While ESPN had to pay for rights to the content at some point, many of the ESPN+ streaming sports rights were transferred from existing deals, according to analysts and one person who has knowledge of the negotiations.
Other streaming events were bundled with TV rights deals, making it hard to delineate how much everything costs.
ESPN is using the promise that sporting events could air on its TV channels to get additional digital rights for little to no cost, according to the person with knowledge of the negotiations. Outside the marquee events like college basketball and football and professional leagues like MLS, streaming rights to many of the smaller games and niche matches cost very little — no more than $1,000 per sports event, game or match.
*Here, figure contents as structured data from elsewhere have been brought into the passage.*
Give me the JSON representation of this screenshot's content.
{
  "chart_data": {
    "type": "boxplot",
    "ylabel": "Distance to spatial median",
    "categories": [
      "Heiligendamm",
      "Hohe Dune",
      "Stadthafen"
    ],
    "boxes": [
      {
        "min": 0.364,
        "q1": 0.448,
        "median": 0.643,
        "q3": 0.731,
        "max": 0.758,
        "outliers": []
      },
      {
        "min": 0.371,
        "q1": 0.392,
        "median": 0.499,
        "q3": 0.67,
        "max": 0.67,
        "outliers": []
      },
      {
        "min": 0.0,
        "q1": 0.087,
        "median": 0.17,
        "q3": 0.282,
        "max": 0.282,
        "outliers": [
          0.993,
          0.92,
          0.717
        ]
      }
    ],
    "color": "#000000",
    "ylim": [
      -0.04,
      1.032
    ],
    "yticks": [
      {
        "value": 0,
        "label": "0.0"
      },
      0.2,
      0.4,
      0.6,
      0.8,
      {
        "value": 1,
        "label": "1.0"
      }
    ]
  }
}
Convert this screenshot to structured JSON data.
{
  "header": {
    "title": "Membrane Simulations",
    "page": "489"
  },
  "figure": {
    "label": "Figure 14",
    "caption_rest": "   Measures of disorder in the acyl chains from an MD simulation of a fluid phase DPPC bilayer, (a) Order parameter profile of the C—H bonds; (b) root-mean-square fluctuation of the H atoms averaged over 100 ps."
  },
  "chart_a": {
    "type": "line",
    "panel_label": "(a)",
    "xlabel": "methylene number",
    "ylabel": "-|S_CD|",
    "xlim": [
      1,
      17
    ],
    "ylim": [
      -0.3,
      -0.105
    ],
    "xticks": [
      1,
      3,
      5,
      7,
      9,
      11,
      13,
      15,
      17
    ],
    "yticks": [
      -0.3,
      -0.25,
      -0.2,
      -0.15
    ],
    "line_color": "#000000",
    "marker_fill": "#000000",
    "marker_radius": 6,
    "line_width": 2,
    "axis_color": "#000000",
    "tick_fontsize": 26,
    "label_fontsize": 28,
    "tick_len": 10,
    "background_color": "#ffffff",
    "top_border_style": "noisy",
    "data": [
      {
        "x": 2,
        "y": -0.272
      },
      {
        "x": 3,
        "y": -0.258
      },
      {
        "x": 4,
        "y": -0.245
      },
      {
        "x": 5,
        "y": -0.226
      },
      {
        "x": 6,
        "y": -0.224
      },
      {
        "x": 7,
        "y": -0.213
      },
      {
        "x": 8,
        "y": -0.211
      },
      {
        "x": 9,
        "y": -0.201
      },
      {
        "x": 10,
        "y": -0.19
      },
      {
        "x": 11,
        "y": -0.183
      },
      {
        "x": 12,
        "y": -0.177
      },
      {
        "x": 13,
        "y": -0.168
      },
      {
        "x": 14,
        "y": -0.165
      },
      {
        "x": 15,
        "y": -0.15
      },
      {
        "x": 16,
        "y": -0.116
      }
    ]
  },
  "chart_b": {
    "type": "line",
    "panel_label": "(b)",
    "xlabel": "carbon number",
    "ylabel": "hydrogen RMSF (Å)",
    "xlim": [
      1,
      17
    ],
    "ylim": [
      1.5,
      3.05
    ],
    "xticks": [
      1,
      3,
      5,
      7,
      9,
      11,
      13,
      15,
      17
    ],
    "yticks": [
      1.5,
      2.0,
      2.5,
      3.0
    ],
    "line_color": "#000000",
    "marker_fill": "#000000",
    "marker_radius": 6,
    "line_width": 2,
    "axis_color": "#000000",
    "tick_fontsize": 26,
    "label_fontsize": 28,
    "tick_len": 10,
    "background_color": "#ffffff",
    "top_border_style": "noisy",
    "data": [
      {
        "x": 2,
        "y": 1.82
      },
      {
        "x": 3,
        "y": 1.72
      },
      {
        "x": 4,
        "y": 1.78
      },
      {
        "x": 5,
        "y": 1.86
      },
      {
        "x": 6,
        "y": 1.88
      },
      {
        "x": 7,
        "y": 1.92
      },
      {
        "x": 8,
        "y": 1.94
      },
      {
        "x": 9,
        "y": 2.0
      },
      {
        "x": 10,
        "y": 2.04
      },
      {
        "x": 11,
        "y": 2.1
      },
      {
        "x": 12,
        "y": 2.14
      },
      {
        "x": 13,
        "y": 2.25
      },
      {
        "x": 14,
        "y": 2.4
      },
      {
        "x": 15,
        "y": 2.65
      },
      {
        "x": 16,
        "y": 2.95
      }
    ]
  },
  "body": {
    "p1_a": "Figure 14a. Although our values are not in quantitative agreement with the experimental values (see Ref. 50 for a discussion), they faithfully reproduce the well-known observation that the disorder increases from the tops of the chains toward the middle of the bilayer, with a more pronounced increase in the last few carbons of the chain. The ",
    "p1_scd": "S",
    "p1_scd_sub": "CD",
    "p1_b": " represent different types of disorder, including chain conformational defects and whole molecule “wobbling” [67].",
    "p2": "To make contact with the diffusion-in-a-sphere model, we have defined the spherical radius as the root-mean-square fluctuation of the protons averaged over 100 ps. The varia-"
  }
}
But ESPN+ is acquiring streaming rights to more mainstream sports, which can be costly.
For instance, ESPN signed a five-year deal with the UFC in May to air 10 events on TV and stream 20 more a year. The total value of that deal was $150 million, according to USA Today.
Another league switched pay per view rights to ESPN+ in a deal worth $1.5 million, a source with knowledge of negotiations said.
ESPN+ also got multiyear nonexclusive streaming rights for Riot Games' popular video game "League of Legends," which were previously held by BAMTech. Terms of the new agreement were not discussed, but the original seven-year exclusive deal with BAMTech was worth $300 million.
Wedbush puts the committed content costs figure for the first year at $100 million to $200 million.
"The content deals are also likely very expensive, as the content providers don't want to risk failure of the service, and typically seek large guarantees," Pachter said. "The rest of their feed is primarily ESPN content already produced for broadcast, so the incremental cost is very low or zero."
BTIG's Greenfield estimates this year's committed content costs are around $150 million due to the UFC deal, with additional "incremental" costs. But he said it will need to add another $300 million to $400 million in sports rights over the next 12 months to continue to supplement the service.
"Because they've added on so many sports rights, those losses are going to balloon if they don't add more subscribers," Greenfield said.